Remove old code after a security update
|Priority:||Should have||Due date:|
The Security Guide should recommend that administrators should remove any code from the server after a security update.
We sometimes see that system administrators update the TYPO3 core because of a security issue by extracting the new TYPO3 sources, changing the symlink but leaving the sources of the previous TYPO3 version on the system. As a consequence, the insecure code is still accessible and a security vulnerability possibly exploitable. The advice should be that the old (possibly insecure) code should be removed as soon as possible.

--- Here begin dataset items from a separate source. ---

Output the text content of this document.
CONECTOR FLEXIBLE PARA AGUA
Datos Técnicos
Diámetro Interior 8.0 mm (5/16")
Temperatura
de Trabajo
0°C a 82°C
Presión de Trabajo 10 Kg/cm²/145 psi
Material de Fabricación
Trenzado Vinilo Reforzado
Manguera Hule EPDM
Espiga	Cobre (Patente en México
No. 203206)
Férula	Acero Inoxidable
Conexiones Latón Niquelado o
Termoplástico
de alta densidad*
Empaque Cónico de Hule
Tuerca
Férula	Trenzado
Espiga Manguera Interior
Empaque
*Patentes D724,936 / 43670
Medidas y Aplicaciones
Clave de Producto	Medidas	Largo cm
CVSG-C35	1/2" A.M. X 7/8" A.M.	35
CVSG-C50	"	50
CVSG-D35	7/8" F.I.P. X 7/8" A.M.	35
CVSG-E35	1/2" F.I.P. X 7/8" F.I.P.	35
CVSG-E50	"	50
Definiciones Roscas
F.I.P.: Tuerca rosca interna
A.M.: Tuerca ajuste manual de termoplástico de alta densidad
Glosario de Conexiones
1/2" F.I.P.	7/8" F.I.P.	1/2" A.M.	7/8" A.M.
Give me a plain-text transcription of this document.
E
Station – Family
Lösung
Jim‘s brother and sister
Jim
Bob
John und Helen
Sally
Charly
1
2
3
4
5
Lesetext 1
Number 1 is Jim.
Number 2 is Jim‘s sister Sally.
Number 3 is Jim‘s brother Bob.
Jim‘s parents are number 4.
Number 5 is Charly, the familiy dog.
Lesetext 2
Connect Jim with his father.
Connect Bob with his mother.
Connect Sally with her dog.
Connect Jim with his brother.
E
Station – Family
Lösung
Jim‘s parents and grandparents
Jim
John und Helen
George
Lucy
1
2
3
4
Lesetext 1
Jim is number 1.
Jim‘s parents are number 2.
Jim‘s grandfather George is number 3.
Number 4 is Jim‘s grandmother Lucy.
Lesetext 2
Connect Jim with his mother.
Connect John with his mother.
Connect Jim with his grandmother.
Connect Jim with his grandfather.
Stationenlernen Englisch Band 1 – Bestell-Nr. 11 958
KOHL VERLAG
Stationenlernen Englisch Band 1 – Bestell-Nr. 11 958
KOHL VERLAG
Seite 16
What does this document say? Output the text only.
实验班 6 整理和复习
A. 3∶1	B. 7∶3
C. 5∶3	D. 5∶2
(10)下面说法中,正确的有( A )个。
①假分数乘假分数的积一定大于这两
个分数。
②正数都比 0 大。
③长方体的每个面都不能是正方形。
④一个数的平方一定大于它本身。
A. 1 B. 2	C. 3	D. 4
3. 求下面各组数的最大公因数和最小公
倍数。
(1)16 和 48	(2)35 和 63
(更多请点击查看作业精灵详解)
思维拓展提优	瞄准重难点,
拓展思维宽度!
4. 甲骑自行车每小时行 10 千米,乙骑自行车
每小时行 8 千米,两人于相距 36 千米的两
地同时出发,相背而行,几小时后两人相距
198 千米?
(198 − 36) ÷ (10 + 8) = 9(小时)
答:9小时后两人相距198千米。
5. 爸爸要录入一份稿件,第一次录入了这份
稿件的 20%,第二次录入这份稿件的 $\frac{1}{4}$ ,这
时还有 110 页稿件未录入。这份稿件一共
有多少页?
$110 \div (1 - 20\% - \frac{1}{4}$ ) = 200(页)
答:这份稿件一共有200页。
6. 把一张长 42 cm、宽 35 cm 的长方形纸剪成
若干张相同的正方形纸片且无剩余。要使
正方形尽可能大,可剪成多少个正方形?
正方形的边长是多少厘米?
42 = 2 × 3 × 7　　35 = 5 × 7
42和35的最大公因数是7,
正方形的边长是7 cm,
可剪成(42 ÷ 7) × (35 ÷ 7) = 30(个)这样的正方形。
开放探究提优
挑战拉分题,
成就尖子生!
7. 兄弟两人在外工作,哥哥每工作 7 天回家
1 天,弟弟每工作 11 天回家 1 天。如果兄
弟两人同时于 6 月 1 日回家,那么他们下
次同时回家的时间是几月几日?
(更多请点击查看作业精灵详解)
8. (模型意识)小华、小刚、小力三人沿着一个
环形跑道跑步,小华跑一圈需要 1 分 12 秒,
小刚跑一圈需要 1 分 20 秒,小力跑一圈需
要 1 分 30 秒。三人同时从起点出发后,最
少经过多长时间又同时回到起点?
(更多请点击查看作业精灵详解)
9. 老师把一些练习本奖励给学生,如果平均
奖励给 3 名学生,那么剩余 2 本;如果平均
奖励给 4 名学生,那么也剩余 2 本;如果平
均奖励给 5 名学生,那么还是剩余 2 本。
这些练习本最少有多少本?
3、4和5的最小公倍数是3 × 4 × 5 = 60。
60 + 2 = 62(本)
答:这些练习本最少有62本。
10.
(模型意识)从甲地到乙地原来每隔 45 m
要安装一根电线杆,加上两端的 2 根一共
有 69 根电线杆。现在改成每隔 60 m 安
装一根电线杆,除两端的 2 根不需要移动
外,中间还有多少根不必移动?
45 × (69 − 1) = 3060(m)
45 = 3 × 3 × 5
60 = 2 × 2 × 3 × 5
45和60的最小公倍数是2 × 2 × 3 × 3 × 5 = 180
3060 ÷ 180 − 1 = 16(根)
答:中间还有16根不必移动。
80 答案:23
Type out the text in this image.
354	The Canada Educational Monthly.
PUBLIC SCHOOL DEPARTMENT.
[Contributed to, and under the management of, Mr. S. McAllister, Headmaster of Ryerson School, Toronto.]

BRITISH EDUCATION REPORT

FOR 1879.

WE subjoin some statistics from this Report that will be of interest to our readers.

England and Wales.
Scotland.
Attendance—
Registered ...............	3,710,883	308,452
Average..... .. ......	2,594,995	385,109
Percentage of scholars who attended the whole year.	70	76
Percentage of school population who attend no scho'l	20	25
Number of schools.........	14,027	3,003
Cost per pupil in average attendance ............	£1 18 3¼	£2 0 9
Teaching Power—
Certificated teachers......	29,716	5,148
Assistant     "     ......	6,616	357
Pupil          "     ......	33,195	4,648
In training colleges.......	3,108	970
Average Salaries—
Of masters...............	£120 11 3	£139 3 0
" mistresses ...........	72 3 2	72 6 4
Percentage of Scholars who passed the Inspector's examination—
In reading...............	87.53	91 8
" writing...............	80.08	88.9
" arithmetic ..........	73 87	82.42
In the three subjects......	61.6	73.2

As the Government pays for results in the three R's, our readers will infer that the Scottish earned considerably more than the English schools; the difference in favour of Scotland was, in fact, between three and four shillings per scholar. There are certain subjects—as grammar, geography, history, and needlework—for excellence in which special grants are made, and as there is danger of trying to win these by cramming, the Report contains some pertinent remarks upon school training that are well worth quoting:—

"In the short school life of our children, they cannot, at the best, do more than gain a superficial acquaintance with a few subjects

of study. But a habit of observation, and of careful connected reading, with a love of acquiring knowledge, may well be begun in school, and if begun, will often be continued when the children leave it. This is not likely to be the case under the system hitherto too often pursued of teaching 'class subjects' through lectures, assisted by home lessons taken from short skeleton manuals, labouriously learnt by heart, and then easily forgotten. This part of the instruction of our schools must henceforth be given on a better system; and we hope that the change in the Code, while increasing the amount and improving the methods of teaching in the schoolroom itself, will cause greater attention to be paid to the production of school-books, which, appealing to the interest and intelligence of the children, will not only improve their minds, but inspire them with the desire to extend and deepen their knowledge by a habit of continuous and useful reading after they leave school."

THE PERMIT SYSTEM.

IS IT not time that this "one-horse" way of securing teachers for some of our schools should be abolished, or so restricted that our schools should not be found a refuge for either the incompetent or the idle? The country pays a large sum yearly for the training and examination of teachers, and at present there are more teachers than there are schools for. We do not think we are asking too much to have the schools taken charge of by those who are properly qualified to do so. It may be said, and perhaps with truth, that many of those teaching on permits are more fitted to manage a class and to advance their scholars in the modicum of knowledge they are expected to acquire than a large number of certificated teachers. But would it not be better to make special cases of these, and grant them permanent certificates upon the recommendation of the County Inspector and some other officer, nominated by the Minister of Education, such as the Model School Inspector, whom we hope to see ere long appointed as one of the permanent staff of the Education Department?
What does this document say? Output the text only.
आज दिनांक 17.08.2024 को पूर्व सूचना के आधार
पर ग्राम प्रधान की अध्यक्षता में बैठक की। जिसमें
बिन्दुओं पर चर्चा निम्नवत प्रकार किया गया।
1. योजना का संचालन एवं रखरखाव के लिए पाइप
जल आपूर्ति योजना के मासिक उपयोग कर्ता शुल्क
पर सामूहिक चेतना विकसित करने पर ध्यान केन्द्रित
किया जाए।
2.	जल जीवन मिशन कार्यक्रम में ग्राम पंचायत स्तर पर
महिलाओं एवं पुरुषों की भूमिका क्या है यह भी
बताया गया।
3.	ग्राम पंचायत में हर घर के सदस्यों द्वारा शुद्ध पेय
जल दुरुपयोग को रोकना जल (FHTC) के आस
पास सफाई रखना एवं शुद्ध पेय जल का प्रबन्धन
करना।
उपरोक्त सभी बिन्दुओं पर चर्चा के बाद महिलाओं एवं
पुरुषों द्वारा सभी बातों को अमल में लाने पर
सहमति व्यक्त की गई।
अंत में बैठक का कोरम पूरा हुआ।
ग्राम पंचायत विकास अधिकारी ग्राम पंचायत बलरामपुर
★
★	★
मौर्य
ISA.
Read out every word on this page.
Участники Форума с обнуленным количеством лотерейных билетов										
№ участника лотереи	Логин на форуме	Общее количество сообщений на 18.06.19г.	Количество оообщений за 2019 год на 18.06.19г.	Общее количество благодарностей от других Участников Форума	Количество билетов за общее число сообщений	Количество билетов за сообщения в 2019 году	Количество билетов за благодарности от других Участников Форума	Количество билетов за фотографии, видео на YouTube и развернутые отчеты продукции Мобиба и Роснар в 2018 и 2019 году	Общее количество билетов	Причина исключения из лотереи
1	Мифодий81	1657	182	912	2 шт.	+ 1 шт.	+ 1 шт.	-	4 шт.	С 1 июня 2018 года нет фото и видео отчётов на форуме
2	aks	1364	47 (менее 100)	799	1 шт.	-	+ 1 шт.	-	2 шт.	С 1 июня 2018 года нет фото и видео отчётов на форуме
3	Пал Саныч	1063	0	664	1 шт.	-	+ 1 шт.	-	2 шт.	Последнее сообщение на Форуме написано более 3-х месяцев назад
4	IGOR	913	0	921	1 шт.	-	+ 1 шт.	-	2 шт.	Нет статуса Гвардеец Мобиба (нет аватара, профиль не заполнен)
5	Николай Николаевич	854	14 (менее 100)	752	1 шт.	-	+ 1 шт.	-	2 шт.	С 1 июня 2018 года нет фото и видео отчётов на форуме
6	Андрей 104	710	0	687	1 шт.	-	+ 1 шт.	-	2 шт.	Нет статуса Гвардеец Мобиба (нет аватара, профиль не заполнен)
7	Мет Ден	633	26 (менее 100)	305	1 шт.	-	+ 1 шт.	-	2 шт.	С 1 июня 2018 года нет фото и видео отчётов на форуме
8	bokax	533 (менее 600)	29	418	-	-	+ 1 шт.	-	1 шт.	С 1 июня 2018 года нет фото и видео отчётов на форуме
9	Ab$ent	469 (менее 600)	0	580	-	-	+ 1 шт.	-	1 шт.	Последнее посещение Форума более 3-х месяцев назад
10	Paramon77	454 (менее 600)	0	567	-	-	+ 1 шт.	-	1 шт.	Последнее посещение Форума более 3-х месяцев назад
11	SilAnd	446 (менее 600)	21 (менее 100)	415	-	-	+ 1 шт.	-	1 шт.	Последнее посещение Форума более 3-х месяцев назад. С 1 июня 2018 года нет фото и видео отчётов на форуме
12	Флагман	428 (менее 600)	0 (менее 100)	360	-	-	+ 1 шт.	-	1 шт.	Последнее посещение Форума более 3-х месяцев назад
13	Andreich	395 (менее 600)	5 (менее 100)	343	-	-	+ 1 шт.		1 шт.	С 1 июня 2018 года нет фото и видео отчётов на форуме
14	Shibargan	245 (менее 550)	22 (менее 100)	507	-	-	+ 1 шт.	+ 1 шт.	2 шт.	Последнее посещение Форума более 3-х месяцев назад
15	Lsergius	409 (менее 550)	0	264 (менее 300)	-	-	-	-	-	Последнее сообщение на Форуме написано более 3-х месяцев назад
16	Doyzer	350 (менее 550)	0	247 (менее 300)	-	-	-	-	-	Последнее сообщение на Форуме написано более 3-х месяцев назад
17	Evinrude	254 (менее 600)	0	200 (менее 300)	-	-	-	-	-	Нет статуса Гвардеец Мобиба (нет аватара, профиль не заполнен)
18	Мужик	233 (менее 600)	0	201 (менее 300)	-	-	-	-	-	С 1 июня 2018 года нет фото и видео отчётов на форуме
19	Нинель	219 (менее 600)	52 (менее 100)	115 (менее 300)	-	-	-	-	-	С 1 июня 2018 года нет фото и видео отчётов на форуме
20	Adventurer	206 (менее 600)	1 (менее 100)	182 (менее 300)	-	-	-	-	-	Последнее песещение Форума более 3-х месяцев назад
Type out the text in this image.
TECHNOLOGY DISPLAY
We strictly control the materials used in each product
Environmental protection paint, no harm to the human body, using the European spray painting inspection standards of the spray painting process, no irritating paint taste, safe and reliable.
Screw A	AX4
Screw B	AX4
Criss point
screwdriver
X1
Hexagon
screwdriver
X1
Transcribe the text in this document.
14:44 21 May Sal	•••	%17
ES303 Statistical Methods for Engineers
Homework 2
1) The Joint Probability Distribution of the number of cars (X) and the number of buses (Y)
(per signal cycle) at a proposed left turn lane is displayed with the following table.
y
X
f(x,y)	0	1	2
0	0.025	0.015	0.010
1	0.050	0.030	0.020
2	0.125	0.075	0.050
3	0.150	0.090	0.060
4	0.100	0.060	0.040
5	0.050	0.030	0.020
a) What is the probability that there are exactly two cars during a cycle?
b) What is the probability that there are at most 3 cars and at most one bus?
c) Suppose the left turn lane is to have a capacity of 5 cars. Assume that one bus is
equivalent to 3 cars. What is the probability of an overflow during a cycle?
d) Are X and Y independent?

The risk is a little bit lower with TYPO3 extensions, because usually EM takes care about the update and replaces the existing directory of the extension. However, I came across servers in the past, where the admin created a backup of the extension directory before updating the extension. So the extension directory looks like:
Same issue here... same advice :-)
Updated by Chris topher 6 months ago
For the TYPO3 source code you probably are most secure, if you remove the old TYPO3 source code. However, you do not necessarily have to do this in order to stay secure. Another option is to use symlinks in a clever way. :-)
A common setup I found at different hosters already is that the TYPO3 source code is stored outside the webroot directory. Only the version you want (probably the current version) is then symlinked from the TYPO3 installation. That way old versions (the source code of which might still be there) are not reachable from outside.